Sarkozy mencela insiden 'memalukan dan rasis' tersebut. Dia juga meminta agar pelakunya ditangkap secepat mungkin untuk dihukum. Kelompok-kelompok Islam dan para politisi juga mengecam serangan itu. Mereka menyebutnya aksi 'keji' dan 'kriminal.'
SCROLL TO CONTINUE WITH CONTENT
"Mobilisasi ini menunjukkan kalangan Muslim tidak mau lagi diperlakukan seperti ini," ujar ketua takmir Masjid Akbar Lyon Kamel Kabtane.
Presiden dewan wilayah Muslim Azzedine Gacci mengatakan, selama 2 tahun terakhir telah terjadi 10 'aksi Islamopobis.' Dia meminta para demonstran mengutuk Islamopobia sebagaimana mereka mengutuk anti-Yahudisme dan rasisme.
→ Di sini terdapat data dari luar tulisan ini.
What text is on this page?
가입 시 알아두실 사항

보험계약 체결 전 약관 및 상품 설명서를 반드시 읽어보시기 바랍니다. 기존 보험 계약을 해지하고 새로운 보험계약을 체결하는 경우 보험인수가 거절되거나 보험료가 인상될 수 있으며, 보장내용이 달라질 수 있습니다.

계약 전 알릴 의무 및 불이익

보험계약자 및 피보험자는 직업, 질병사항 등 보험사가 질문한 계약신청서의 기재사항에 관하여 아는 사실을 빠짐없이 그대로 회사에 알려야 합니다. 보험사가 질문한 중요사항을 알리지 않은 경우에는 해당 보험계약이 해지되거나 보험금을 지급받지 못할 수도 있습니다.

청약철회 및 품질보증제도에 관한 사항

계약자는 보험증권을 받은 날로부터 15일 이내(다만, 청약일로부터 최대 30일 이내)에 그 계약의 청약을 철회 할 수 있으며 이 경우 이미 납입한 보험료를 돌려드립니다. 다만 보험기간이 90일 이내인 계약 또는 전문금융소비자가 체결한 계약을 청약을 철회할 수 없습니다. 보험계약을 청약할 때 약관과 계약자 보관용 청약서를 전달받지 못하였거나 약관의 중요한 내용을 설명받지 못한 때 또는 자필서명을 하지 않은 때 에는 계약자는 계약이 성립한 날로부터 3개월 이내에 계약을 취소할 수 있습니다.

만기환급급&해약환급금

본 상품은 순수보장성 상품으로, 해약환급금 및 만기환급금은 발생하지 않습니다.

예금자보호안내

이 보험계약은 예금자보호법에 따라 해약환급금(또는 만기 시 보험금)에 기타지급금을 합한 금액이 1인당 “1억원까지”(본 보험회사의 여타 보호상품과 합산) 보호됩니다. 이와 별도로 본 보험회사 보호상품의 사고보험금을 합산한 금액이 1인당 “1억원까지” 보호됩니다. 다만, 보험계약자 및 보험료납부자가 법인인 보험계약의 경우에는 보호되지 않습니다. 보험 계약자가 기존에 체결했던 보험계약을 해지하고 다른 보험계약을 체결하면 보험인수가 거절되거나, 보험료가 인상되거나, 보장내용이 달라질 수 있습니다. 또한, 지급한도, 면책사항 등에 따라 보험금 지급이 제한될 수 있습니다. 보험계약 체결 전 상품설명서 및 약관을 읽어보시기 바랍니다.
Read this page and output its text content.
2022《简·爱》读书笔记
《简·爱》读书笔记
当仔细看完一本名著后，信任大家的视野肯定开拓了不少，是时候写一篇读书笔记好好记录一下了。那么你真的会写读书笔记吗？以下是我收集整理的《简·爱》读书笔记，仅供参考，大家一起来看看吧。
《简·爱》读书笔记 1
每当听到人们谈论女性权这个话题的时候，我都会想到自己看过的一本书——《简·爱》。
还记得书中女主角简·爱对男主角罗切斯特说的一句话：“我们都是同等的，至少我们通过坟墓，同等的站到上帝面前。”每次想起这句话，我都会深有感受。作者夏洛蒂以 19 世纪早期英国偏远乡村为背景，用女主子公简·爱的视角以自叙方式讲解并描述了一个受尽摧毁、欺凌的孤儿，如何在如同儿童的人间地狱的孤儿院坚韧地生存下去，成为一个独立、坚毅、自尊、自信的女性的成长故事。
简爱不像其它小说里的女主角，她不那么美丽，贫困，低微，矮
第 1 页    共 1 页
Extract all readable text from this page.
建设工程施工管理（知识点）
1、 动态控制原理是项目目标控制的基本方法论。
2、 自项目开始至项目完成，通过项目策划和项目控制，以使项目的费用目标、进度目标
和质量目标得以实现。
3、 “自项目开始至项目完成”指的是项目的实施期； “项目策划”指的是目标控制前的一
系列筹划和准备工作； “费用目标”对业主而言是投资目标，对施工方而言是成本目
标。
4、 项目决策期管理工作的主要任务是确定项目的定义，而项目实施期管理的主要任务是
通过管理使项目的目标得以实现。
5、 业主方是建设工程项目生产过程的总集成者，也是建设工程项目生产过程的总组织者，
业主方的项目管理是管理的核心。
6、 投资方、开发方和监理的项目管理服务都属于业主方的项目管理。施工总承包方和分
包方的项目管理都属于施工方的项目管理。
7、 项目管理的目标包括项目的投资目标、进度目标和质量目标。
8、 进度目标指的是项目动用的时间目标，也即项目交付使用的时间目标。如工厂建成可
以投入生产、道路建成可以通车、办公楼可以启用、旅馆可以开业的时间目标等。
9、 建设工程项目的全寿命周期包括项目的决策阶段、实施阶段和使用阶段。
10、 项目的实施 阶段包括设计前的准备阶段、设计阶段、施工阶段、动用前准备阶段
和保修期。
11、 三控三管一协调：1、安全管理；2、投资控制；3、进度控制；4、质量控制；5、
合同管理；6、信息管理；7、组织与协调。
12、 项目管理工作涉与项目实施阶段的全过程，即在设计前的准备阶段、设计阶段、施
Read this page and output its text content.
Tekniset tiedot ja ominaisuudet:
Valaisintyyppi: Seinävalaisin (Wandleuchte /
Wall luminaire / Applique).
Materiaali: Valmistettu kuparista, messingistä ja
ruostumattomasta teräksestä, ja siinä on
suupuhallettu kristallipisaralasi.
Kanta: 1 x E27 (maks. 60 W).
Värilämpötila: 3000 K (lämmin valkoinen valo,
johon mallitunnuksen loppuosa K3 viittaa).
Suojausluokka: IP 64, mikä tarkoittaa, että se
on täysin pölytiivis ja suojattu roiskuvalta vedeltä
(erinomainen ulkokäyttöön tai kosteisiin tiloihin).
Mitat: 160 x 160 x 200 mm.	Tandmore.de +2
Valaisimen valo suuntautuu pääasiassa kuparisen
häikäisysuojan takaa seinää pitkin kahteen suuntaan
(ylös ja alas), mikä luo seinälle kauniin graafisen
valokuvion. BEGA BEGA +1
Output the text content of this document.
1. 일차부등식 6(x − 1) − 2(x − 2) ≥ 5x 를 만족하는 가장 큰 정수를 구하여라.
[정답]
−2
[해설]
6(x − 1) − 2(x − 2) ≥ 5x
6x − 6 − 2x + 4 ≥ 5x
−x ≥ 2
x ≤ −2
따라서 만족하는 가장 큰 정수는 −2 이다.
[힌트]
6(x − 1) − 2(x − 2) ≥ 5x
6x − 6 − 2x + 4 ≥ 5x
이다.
Petugas kepolisian telah menyelidiki kebakaran tersebut. Namun mereka belum menemukan pelakunya.
Sebelumnya, ratusan nisan di sebuah kompleks pemakaman militer yang diperuntukkan bagi kaum Muslim dirusak pada awal Desember ini. Serangan tersebut merupakan yang ketiga kalinya selama kurang dari dua tahun terakhir. (sho/did)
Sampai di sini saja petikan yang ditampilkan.